Faces of COPD: Rabiya Taok says 'It's Your Own Journey'
Posted on November 05, 2017 |
Rabiya shares with us a very candid, determined and optimistic story about living with COPD.
Rabiya, who is 41 years old and lives in Lebanon, describes her life before COPD as a “daily adventure”. She was a drama teacher and creative copywriter. Sports were part of her daily life, her favorite being “outdoor sports of all kinds, especially extreme.” Her evenings were filled “celebrating life with friends and new people.”
Leading up to and since being diagnosed with COPD this “has all shifted. I lost my ability to go to work because I have limited body strength.” No longer can Rabiya stand all day doing theater rehearsals and body exercises with her students. As for the advertising agency job, she lost that due to her health decline and “weekly hospital schedule for augmentation therapy.”
It took “two long years” to be diagnosed with COPD. She saw ten doctors, many of whom tried to convince Rabiya her illness was psychological, not physical; despite the little lung capacity she showed after each lung function test she made. But now, despite the heaviness of accepting this fact, she’s happy to know “what’s wrong with this body of mine. It’s not my mind or my emotions that are sick. It’s my lungs.”
Since support is crucial, Rabiya is trying to engage ministry of public health to raise awareness about COPD, with the help and guidance of the COPD Global initiative. Early diagnosis is essential, yet, the norms in her country are not even close to the universal medical protocols, where numerous patients are misdiagnosed. Patients who live with COPD are individuals with disabilities who needs support and understanding because the symptoms are often invisible and unknown even to care givers.
Rabiya says she’s now “trying to adapt with the maximum quality of life. The gym is my only option because the land where I live is all hills and the air outside is extremely contaminated which makes it challenging, if not impossible, for people like me to be able to do outdoor physical activities”
At the gym, Rabiya lifts weights so she can “stay in shape and trick my body into adapting to the constant drop in oxygen levels. I’m planning to lead the way for future patients by prepping my body daily as an athlete with a lung condition. It’s working so far and I will continue to do so until I build a COPD support group in my country.”
If you’ve been diagnosed with COPD, Rabiya says “don’t lose time grieving or comparing the changes in your life and body strength, especially if it happened suddenly like it did with me. There is nothing constant about this life anyway. Face it boldly and deal with it with all the positivity that you can. And on days when you feel like you can’t accept it, cry and be sad as much as you need to, then rise again and try again. Keep doing so until you’re strong enough to adapt and follow a strict food and exercise diet.”
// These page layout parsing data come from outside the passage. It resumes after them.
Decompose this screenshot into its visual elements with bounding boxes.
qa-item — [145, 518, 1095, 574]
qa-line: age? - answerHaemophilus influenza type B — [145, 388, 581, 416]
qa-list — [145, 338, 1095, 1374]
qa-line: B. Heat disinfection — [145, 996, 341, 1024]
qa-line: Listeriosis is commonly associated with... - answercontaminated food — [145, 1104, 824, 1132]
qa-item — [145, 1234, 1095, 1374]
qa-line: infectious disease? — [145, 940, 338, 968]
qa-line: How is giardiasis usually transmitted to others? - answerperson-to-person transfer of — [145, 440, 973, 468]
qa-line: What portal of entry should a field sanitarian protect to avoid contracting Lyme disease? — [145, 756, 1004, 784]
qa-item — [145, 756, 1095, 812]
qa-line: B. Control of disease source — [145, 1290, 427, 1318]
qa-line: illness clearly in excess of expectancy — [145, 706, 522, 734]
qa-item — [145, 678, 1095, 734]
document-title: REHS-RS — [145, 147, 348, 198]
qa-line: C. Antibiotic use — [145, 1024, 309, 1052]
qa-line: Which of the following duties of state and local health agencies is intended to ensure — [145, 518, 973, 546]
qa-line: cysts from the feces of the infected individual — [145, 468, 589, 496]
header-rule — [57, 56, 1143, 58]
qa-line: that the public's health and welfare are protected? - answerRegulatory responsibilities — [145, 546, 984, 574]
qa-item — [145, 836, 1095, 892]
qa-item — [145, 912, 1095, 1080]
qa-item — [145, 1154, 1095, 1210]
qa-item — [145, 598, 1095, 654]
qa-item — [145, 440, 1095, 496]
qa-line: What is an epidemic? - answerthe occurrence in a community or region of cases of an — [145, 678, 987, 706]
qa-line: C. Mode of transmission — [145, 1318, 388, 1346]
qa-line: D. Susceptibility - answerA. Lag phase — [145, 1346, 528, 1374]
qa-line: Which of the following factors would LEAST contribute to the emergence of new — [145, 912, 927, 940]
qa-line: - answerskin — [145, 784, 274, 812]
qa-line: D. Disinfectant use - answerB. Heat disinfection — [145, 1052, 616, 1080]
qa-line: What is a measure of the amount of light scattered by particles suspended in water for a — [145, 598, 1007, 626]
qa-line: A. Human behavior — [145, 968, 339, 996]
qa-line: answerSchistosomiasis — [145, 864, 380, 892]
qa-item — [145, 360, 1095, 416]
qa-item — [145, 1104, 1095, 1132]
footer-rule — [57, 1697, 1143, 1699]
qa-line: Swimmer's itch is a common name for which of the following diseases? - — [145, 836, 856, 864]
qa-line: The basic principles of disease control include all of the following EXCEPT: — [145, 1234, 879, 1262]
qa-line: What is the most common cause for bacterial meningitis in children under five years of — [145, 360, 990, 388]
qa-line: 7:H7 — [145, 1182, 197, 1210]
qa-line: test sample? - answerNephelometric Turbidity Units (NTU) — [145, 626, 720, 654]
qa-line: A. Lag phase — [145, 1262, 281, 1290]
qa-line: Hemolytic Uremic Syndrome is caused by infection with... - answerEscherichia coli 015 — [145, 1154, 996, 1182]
Rabiya also says it’s crucial to “stay active and even if you have to draw a fake smile, do it. It's your own journey even if you are perfectly healthy. Simply love the skin you’re in. Love your vulnerable body but do see it from a strength perspective. Do not pity yourself, for it’s only the body that’s a little weak. So your pain is only on the surface. Your soul is fine. Sick or healthy, stand by yourself and love that vehicle you live in, because that's all you have.”
“Truthfully,” Rabiya adds, “it’s so scary to think of the days to come when I know it’s only going to get worse. But the worst has already happened and yet here I am and I’m okay.”
These days, Rabiya finds solace in writing. “I'm in the middle of writing an inspirational book about my condition. Swimming against the tide, because there is no inspiration with choking by COPD. But I want to find a way of doing so, if not for my sake then for the sake of others because I don’t want anyone to suffer the way I did.”
Looking ahead, Rabiya knows “the way is still vague and long but I’m determined to make the best of it. I will create a quality of life that even healthy people would want to adopt. It is what it is. Sink or swim. I'd rather swim or die trying.”